A recent trip to the farmers market had Eater Jackson Holtz stymied:
“We bought some wonderful, fresh `cabbage rabe’ at the Ballard Farmers Market last week. At least, that’s what the vendor called it. Here’s the rub. I can’t find anything in any of my extensive food library that talks about any rabe other than broccoli rabe which seems, perhaps, a whole other vegetable. What we bought are clearly the immature — and tasty — tops of plants. Is the farmer making this stuff up? Are they called a different name?”
When I showed up at the Edmonds farmers market for its seasonal debut a week ago Saturday, I posed the question to Nate O’Neil, owner of Frogs Song Farm on Skagit County’s Fir Island. Unfortunately, by the time I arrived, he’d just sold his last bouquet of “cabbage rabe.” While that’s not what he calls it (more on that in a bit) Nate knew exactly what I was talking about. His wife, Shannon Dignum, sold me several bunches ($2/each) this weekend.
Frogs Song Farm’s Shannon Dignum and her cabbage-shoot bouquets
What Shannon’s holding (and what Jackson and I bought) are the sprouted tops of cabbage plants. Though, said Nate, he and other local farmers are also selling similar bouquets of sprouted kale, broccoli, mustard or his favorite, collards — among other brassicas. What we’re buying is the by-product of last year’s crops: the shoots of vegetables that had gone to seed and sprouted naturally over the winter. “For this time of the year,” he said, “it’s one of the most nutrient-rich things you can eat.”

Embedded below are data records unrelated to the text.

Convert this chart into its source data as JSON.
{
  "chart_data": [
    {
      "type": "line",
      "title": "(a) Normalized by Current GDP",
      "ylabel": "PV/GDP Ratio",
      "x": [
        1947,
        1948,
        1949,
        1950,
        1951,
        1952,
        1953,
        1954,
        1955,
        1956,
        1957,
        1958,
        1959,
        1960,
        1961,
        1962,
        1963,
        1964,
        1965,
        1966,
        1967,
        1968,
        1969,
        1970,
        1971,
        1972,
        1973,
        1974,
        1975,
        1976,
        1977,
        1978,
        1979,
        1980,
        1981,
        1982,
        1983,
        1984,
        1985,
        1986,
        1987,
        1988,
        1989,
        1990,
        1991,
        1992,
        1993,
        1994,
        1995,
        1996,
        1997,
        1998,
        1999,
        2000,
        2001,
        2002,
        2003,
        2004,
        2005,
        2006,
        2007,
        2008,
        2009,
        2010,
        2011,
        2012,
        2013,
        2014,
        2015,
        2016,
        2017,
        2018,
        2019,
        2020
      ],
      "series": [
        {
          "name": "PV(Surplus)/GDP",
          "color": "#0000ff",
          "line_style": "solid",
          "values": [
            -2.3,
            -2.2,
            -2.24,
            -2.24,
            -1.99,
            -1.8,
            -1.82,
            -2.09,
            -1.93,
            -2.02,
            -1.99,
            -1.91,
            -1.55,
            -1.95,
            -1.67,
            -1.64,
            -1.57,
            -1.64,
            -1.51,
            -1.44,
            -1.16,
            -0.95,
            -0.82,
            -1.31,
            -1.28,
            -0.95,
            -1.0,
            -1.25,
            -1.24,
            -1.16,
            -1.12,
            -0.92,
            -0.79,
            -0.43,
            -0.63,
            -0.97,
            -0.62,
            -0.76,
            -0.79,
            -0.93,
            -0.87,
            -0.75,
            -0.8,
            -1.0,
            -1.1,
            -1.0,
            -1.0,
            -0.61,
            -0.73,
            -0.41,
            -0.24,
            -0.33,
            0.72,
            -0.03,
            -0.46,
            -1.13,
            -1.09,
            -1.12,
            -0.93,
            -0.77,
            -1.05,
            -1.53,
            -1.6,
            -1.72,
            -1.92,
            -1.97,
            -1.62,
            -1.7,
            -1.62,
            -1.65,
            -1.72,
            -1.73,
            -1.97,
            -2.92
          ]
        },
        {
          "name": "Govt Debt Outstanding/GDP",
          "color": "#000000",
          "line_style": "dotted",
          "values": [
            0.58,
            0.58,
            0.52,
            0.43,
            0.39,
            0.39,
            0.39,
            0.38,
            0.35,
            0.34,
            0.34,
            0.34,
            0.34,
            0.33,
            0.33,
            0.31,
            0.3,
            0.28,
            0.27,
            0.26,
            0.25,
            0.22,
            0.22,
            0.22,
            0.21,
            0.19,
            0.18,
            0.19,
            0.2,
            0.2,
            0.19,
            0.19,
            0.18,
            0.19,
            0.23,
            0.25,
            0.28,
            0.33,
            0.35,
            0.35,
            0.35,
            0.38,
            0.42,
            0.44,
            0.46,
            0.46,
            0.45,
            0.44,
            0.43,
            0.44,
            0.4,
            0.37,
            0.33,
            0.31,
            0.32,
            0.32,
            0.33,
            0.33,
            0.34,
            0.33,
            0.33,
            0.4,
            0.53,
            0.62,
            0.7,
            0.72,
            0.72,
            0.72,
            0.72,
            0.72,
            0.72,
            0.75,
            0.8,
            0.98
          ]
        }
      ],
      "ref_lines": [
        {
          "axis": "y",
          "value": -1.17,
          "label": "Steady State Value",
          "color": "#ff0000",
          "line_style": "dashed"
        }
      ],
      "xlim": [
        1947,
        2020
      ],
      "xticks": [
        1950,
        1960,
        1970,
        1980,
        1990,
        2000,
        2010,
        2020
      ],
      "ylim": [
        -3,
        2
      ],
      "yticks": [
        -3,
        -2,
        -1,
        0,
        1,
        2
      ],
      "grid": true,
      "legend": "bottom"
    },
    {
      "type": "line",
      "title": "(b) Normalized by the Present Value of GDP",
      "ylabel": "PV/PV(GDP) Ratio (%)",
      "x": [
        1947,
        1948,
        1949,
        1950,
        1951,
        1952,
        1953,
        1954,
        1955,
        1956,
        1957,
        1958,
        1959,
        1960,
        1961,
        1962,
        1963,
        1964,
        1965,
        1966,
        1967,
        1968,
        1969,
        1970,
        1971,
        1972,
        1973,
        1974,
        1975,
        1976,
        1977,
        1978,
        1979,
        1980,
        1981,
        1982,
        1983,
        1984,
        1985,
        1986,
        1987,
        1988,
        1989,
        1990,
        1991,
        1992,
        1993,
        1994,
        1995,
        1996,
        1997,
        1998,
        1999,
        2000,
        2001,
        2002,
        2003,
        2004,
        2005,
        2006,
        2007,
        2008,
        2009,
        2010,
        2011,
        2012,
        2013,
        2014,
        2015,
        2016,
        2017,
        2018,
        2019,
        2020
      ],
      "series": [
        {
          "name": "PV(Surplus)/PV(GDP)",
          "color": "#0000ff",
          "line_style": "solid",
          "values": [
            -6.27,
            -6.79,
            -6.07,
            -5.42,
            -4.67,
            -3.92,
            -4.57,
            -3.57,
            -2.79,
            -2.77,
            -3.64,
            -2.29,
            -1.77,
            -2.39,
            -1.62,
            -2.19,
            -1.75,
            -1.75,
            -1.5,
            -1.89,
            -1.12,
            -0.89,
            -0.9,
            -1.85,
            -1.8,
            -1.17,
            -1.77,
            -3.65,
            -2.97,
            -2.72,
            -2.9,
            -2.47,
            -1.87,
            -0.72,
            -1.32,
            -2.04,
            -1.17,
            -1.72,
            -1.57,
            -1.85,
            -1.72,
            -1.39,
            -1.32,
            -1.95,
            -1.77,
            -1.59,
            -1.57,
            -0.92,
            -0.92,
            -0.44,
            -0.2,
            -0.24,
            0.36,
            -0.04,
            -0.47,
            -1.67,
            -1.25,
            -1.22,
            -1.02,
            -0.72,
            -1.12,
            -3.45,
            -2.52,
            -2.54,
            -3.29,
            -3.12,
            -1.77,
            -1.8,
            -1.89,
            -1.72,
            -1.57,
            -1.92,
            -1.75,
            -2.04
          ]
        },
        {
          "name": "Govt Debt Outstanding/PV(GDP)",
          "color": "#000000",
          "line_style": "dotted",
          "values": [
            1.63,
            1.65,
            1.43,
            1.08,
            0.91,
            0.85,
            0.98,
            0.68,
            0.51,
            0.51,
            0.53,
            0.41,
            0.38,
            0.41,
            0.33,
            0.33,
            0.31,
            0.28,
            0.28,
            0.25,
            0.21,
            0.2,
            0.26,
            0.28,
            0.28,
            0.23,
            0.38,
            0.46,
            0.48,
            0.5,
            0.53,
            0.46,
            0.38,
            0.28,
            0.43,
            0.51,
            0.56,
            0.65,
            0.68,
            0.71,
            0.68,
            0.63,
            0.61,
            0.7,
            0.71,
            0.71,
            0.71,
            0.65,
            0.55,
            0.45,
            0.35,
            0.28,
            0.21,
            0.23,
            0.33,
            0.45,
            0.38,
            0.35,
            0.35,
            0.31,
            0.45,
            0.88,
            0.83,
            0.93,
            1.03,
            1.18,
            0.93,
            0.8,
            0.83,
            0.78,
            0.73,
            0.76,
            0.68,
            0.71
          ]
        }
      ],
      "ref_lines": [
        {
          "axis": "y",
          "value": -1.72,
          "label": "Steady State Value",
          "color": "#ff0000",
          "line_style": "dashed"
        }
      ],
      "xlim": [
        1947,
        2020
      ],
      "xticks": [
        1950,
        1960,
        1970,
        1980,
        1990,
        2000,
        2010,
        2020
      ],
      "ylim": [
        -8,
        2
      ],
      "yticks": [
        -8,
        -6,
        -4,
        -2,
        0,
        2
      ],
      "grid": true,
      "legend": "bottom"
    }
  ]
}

Organically grown red cabbage-shoots: So good, and so good for you!
Depending on the seed-of-origin, each vegetable has a different flavor. “Red cabbage has more of a cabbage flavor, mustard is hotter, black kale tastes more like asparagus,” Nate says. “And once they flower-out and turn yellow, I think they’re even better because they’re sweeter.” When customers see yellowed vegetables, “they think it’s bloomed-out and not food.” And that, says farmer Nate, is a mistake. As is stripping the leaves and blossoms from the thin stems, sauteeing the greens with olive oil and garlic and throwing away those nutrient-packed stems (as I did). “Cook the whole thing,” advises Nate, till the stems are firm but not overcooked. But first chop off the root end, as you would asparagus. “It’s all edible.”
So, what’s it called?
“I call it broccolini,” he admits, though he’s aware that Broccolini is a registered trademark of Mann’s, a produce packing company, and goes by many other names including “Aspiration” and “baby broccoli” (also inaccurate, since it’s a hybrid cross between broccoli and gai lan — or Chinese kale).

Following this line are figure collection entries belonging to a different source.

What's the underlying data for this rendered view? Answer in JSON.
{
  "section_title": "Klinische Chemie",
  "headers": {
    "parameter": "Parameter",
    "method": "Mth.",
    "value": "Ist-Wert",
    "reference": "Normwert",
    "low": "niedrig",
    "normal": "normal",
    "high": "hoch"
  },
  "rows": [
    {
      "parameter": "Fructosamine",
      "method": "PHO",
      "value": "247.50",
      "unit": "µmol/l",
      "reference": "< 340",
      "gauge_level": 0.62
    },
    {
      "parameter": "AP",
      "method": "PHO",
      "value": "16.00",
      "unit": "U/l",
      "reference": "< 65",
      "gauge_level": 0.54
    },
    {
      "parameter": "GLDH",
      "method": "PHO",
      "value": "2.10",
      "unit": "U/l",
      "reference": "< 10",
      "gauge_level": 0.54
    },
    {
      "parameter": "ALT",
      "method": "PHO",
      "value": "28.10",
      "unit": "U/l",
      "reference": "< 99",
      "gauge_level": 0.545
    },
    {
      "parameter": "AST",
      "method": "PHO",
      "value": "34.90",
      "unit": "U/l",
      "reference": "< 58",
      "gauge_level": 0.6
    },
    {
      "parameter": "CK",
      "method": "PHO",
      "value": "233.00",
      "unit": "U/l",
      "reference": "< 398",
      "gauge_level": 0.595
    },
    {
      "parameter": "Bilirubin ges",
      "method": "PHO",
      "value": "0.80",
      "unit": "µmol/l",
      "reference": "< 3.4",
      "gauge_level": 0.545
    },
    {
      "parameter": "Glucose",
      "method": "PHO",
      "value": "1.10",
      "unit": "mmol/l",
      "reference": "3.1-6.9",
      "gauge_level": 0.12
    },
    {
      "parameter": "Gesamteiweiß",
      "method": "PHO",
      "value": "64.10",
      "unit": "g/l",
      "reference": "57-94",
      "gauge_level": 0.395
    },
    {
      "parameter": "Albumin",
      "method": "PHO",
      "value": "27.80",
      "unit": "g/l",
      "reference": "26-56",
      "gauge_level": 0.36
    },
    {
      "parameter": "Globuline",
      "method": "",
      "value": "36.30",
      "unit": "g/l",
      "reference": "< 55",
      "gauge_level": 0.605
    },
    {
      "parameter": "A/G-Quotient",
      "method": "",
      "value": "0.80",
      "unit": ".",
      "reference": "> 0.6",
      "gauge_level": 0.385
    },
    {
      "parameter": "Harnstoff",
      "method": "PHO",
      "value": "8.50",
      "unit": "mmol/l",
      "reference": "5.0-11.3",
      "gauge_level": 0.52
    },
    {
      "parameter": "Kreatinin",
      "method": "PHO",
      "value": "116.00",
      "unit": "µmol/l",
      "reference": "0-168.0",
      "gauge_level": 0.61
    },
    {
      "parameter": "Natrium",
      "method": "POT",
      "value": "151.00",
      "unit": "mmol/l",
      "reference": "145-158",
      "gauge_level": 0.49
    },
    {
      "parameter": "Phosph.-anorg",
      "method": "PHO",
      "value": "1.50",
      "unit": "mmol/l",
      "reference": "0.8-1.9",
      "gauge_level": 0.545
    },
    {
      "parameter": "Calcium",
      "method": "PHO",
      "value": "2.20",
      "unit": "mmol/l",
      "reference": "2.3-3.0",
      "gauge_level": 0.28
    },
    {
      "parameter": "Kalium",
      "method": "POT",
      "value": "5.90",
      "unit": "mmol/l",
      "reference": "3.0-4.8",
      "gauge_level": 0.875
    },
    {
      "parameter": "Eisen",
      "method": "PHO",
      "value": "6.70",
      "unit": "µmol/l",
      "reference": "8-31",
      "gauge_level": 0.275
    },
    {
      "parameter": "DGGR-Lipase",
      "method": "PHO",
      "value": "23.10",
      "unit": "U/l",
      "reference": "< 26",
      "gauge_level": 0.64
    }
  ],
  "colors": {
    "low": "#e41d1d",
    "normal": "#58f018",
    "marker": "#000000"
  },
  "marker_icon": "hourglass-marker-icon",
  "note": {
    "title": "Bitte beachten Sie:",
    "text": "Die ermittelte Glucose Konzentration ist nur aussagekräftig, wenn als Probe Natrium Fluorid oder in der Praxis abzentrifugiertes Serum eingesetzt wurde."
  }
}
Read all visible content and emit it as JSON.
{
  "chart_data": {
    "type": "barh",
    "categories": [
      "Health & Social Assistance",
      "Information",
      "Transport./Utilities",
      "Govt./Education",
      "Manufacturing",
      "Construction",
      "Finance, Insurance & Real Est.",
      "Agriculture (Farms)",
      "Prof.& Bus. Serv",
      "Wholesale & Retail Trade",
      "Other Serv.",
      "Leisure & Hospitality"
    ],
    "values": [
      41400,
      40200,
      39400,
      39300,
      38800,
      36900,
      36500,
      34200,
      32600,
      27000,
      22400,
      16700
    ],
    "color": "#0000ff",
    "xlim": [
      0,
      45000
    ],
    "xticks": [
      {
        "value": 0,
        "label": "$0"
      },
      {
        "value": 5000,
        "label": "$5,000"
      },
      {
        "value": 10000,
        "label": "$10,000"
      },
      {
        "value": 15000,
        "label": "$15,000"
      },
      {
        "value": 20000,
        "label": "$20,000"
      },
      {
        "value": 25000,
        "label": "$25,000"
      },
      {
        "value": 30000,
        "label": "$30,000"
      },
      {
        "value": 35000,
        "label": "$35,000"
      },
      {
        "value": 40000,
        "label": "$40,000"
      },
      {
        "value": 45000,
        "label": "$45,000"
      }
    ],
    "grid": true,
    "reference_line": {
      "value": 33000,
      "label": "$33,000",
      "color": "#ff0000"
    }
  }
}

“People have to have a name for everything,” he says, noting his Skagit Gold potatoes are “bred off a Yukon line, but it’s not a Yukon” — though it’s often easier to sell it as such. Whatever it’s called, it’s becoming a trendy vegetable. “Times are changing,” says Nate. “I tried to sell this stuff 12 years ago, but nobody liked it. Now it’s a big wholesale thing” — with chefs and restaurants finally giving these hearty shoots their due. Ditto for intrepid home-cooks like Jackson Holtz, who are taking this seasonal bounty home from their local farmers markets and calling it “wonderful.”